Irgendwann jenseits der 40 trifft es so gut wie jeden: Buchstaben und Zahlen verschwimmen, Raten statt Lesen ist dann angesagt - bei den Preisetiketten im Supermarkt, den Abfahrtszeiten im Fahrplan oder der Speisekarte im Lieblingsrestaurant. In diesen Situationen erscheint die Fertiglesehilfe zum Discount-Preis als praktische Lösung. Optikermeister Clemens-August Wilken aus Lichtenau rät dennoch zur Vorsicht: "Wer sich ausschließlich auf den günstigen Notbehelf verlässt, riskiert müde Augen und Kopfschmerzen - und verschenkt viel Lebensqualität."
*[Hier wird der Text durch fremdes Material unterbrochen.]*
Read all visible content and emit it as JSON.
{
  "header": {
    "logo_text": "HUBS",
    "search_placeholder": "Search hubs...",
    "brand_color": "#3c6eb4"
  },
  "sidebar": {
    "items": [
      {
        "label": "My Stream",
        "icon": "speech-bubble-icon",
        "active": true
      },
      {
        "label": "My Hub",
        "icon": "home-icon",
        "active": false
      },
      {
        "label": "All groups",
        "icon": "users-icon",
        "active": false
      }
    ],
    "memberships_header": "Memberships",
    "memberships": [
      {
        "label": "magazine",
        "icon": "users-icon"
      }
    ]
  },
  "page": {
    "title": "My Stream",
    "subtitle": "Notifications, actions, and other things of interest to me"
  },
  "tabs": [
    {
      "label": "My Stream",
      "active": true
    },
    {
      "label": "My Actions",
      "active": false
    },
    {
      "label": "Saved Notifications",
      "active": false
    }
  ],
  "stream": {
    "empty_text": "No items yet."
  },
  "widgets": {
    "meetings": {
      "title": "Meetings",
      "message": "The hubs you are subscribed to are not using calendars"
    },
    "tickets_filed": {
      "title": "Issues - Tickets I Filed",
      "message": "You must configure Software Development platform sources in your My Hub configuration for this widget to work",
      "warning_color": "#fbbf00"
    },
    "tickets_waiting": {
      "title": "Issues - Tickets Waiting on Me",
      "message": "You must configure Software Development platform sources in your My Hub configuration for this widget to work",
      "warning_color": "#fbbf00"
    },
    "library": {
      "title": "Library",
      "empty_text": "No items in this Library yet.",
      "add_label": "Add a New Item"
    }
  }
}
Der erste Eindruck ist positiv: Beim Blick durch die Fertiglesehilfe ist die Sicht klarer, die Buchstaben gewinnen Kontur, das Lesen fällt leichter. Doch der Schein trügt, weiß Clemens-August Wilken, Inhaber des Augenoptik-Fachgeschäftes Wilken in Lichtenau: "Jeder Mensch sieht anders. Die Gläser der Fertigbrillen sind nicht individuell auf den Träger angepasst - und falsch zentrierte Brillengläser können Beschwerden wie Schwindelgefühl, Unwohlsein oder Kopfschmerzen hervorrufen." Der individuelle Pupillenabstand der Augen wird bei dieser Art Brillen nicht berücksichtigt. Passen Augenabstand und Brillenglaszentrierung aber nicht perfekt zusammen, müssen die Augen lernen, etwas zu schielen. Das Sehen wird auf Dauer anstrengend. Fertigbrillen sind also allenfalls ein Notbehelf, für längeres Schmökern sind sie ungeeignet.
Die Alternative zu den Billigmodellen ist die maßgeschneiderte Lesebrille vom Fachmann. Sie wird passgenau für die Ansprüche des Trägers gefertigt und kann auch stärkere Fehlsichtigkeiten sowie Hornhautverkrümmungen ausgleichen. Nicht zuletzt sorgt die sorgfältig angepasste Fassung für ein angenehmes Tragegefühl.